この時期というのは、統一教会信者2世の精神疾患や自死問題が顕在化し始めた時期である。
霊感商法が社会問題化し、2世の苦悩が深刻化しているにもかかわらず、行政が教団に介入しなかったのは、どうしてか。それは、この教団特有の政治との近さにある。
統一教会は日本で布教を開始した直後から政治に接近し、保守系政治家の歓心を買うような政策を掲げてきた。
原点は、教祖・文鮮明氏が68年に設立した政治団体・国際勝共連合だ。
イデオロギー闘争が激しかったこの頃、「共産主義に勝つ」ことを目的とする政治団体は、岸元首相ら保守派の政治家には心強い援軍と映った。
勝共連合の名誉会長には右翼の大物、笹川良一氏が就任。
宗教団体ではなく、政治団体として日本の支配層に受け入れられてゆく。
笹川氏の息子、笹川堯氏は「うちの親父は勝共連合だから応援したんだ。統一教会を応援したんじゃない」と本誌に語る。
良一氏と堯氏は、文氏や妻の韓鶴子現総裁と韓国済州島(チェジュド)へ私的な旅行に行ったこともある。
「ご夫妻とキジを撃ちに行ったんだ。真冬の雪が積もる時期で、私が風邪をひいてしまったら、韓さんが参鶏湯(サムゲタン)を作って飲ませてくれたよ。
うちの親父には小豆ご飯を炊いてくれた」
放置され続けた宗教2世問題
銃撃事件後の7月11日、会見を開いた統一教会の田中富広会長は、政治家への支援について問われ「当法人として行ったことはいっさいない」とかわした。

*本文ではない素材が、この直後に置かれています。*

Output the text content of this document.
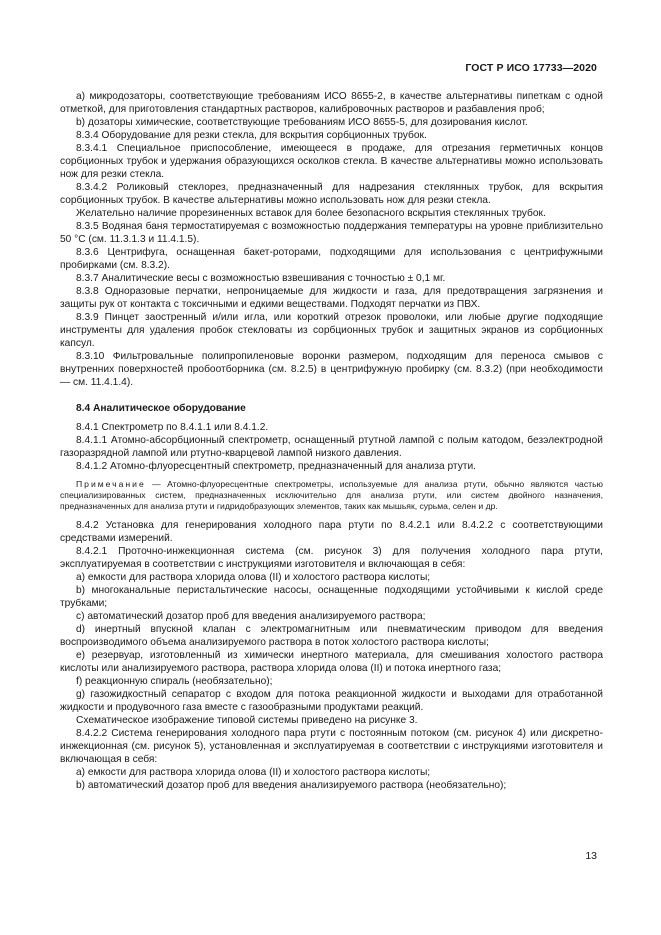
ГОСТ Р ИСО 17733—2020

a) микродозаторы, соответствующие требованиям ИСО 8655-2, в качестве альтернативы пипеткам с одной отметкой, для приготовления стандартных растворов, калибровочных растворов и разбавления проб;

b) дозаторы химические, соответствующие требованиям ИСО 8655-5, для дозирования кислот.

8.3.4 Оборудование для резки стекла, для вскрытия сорбционных трубок.

8.3.4.1 Специальное приспособление, имеющееся в продаже, для отрезания герметичных концов сорбционных трубок и удержания образующихся осколков стекла. В качестве альтернативы можно использовать нож для резки стекла.

8.3.4.2 Роликовый стеклорез, предназначенный для надрезания стеклянных трубок, для вскрытия сорбционных трубок. В качестве альтернативы можно использовать нож для резки стекла.

Желательно наличие прорезиненных вставок для более безопасного вскрытия стеклянных трубок.

8.3.5 Водяная баня термостатируемая с возможностью поддержания температуры на уровне приблизительно 50 °С (см. 11.3.1.3 и 11.4.1.5).

8.3.6 Центрифуга, оснащенная бакет-роторами, подходящими для использования с центрифужными пробирками (см. 8.3.2).

8.3.7 Аналитические весы с возможностью взвешивания с точностью ± 0,1 мг.

8.3.8 Одноразовые перчатки, непроницаемые для жидкости и газа, для предотвращения загрязнения и защиты рук от контакта с токсичными и едкими веществами. Подходят перчатки из ПВХ.

8.3.9 Пинцет заостренный и/или игла, или короткий отрезок проволоки, или любые другие подходящие инструменты для удаления пробок стекловаты из сорбционных трубок и защитных экранов из сорбционных капсул.

8.3.10 Фильтровальные полипропиленовые воронки размером, подходящим для переноса смывов с внутренних поверхностей пробоотборника (см. 8.2.5) в центрифужную пробирку (см. 8.3.2) (при необходимости — см. 11.4.1.4).

8.4 Аналитическое оборудование

8.4.1 Спектрометр по 8.4.1.1 или 8.4.1.2.

8.4.1.1 Атомно-абсорбционный спектрометр, оснащенный ртутной лампой с полым катодом, безэлектродной газоразрядной лампой или ртутно-кварцевой лампой низкого давления.

8.4.1.2 Атомно-флуоресцентный спектрометр, предназначенный для анализа ртути.

Примечание — Атомно-флуоресцентные спектрометры, используемые для анализа ртути, обычно являются частью специализированных систем, предназначенных исключительно для анализа ртути, или систем двойного назначения, предназначенных для анализа ртути и гидридобразующих элементов, таких как мышьяк, сурьма, селен и др.

8.4.2 Установка для генерирования холодного пара ртути по 8.4.2.1 или 8.4.2.2 с соответствующими средствами измерений.

8.4.2.1 Проточно-инжекционная система (см. рисунок 3) для получения холодного пара ртути, эксплуатируемая в соответствии с инструкциями изготовителя и включающая в себя:

a) емкости для раствора хлорида олова (II) и холостого раствора кислоты;

b) многоканальные перистальтические насосы, оснащенные подходящими устойчивыми к кислой среде трубками;

c) автоматический дозатор проб для введения анализируемого раствора;

d) инертный впускной клапан с электромагнитным или пневматическим приводом для введения воспроизводимого объема анализируемого раствора в поток холостого раствора кислоты;

e) резервуар, изготовленный из химически инертного материала, для смешивания холостого раствора кислоты или анализируемого раствора, раствора хлорида олова (II) и потока инертного газа;

f) реакционную спираль (необязательно);

g) газожидкостный сепаратор с входом для потока реакционной жидкости и выходами для отработанной жидкости и продувочного газа вместе с газообразными продуктами реакций.

Схематическое изображение типовой системы приведено на рисунке 3.

8.4.2.2 Система генерирования холодного пара ртути с постоянным потоком (см. рисунок 4) или дискретно-инжекционная (см. рисунок 5), установленная и эксплуатируемая в соответствии с инструкциями изготовителя и включающая в себя:

a) емкости для раствора хлорида олова (II) и холостого раствора кислоты;

b) автоматический дозатор проб для введения анализируемого раствора (необязательно);

13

統一教会の「賛同会員」だった井上義行参議院議員(現在は退会)も、メディアの質問に「私が選挙支援を受けたのは世界平和連合。統一教会ではない」と弁明した。
「教団と接点があった」と指摘を受けた政治家たちが実際に接点を持っていたのは、国際勝共連合や世界平和連合、世界平和女性連合、天宙平和連合(UPF)といった教団系の政治団体、NGO(非政府組織)団体ばかり。
政治家と教団は互いに「接点はない」と主張するのに、教団の信者は「安倍さんが応援してくれた宗教」と信じ、熱を込める。
この構図にこそ「統一教会と政治」の特徴がある。
首相経験者や与党議員が関係を持つ宗教法人に行政が介入するのは容易ではない。
霊感商法が社会問題化したのは1980年代だが、捜査機関が教団傘下の企業を摘発したのは2000年以降。それでも教団本部にまでは踏み込まなかった。
行政が教団に踏み込めず、教団が形を変えながら活動を続ける一方、2世問題は放置され続けた。
宗教が絡む戦後最大の事件は1995年のオウム真理教による地下鉄サリン事件だ。
オウム事件と安倍元首相銃撃事件には、決定的な違いがある。
オウム事件は宗教団体そのものが起こした事件だが、今回の事件は宗教団体に家族を壊された恨みを持つ2世による事件だ。
宗教問題は約30年の間に、教団や信者自身の問題から、教団の教えに苦しむ2世の問題へと拡大した。その質的変化を日本社会は捉えきれているか。今、それが問われている。